Ambient backscatter communication (AmBC) enables a passive backscatter device to transmit information to a reader using ambient RF signals, and has emerged as a promising solution to green ...Internet-of-Things (IoT). Conventional AmBC receivers are interested in recovering the information from the ambient backscatter device (A-BD) only. In this paper, we propose a cooperative AmBC (CABC) system in which the reader recovers information not only from the A-BD, but also from the RF source. We first establish the system model for the CABC system from spread spectrum and spectrum sharing perspectives. Then, for flat fading channels, we derive the optimal maximum-likelihood (ML) detector, suboptimal linear detectors as well as successive interference-cancellation (SIC) based detectors. For frequency-selective fading channels, the system model for the CABC system over ambient orthogonal frequency division multiplexing carriers is proposed, upon which a low-complexity optimal ML detector is derived. For both kinds of channels, the bit-error-rate expressions for the proposed detectors are derived in closed forms.

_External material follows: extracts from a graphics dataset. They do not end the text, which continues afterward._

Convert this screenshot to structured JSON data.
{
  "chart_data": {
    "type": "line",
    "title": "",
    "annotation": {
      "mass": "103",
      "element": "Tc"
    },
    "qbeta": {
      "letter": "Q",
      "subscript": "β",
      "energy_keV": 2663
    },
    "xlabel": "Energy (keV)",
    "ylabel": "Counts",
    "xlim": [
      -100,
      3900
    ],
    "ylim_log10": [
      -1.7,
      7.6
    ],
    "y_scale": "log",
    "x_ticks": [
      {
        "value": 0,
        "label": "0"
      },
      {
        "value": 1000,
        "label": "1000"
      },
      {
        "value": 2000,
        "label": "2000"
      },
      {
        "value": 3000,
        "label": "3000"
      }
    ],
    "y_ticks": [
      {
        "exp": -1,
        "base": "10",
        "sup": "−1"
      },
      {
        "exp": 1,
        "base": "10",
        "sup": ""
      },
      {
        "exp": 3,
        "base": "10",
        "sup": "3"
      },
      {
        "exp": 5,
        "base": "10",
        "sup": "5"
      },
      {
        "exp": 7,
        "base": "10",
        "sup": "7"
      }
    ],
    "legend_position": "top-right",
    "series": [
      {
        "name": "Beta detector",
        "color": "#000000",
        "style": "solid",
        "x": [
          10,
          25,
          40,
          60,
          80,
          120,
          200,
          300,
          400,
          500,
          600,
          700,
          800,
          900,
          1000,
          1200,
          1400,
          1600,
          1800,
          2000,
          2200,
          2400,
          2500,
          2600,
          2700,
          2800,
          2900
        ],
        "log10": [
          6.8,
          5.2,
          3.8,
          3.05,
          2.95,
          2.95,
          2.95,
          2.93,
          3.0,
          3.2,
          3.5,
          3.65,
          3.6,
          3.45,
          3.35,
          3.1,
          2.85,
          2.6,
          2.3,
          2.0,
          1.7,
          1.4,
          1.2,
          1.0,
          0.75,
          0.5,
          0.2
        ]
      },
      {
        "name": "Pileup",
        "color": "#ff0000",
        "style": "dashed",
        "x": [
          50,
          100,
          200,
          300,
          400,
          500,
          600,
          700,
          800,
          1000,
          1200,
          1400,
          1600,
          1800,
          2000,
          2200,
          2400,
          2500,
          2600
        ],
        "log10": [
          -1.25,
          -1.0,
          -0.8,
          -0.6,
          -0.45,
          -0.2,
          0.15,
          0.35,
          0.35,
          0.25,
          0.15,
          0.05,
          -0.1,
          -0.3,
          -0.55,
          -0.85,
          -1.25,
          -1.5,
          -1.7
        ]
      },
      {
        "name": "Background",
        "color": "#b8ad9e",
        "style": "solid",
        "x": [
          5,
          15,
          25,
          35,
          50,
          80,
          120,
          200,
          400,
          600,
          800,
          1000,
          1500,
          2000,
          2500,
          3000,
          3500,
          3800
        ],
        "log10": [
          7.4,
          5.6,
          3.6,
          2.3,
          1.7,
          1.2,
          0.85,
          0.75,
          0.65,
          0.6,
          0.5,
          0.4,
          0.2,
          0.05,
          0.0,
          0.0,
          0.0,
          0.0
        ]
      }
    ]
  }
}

Finally, extensive numerical results have shown that, when the A-BD signal and the RF-source signal have equal symbol period, the proposed SIC-based detectors can achieve near-ML detection performance for typical application scenarios, and when the A-BD symbol period is longer than the RF-source symbol period, the existence of backscattered signal in the CABC system can enhance the ML detection performance of the RF-source signal, thanks to the beneficial effect of the backscatter link when the A-BD transmits at a lower rate than the RF source.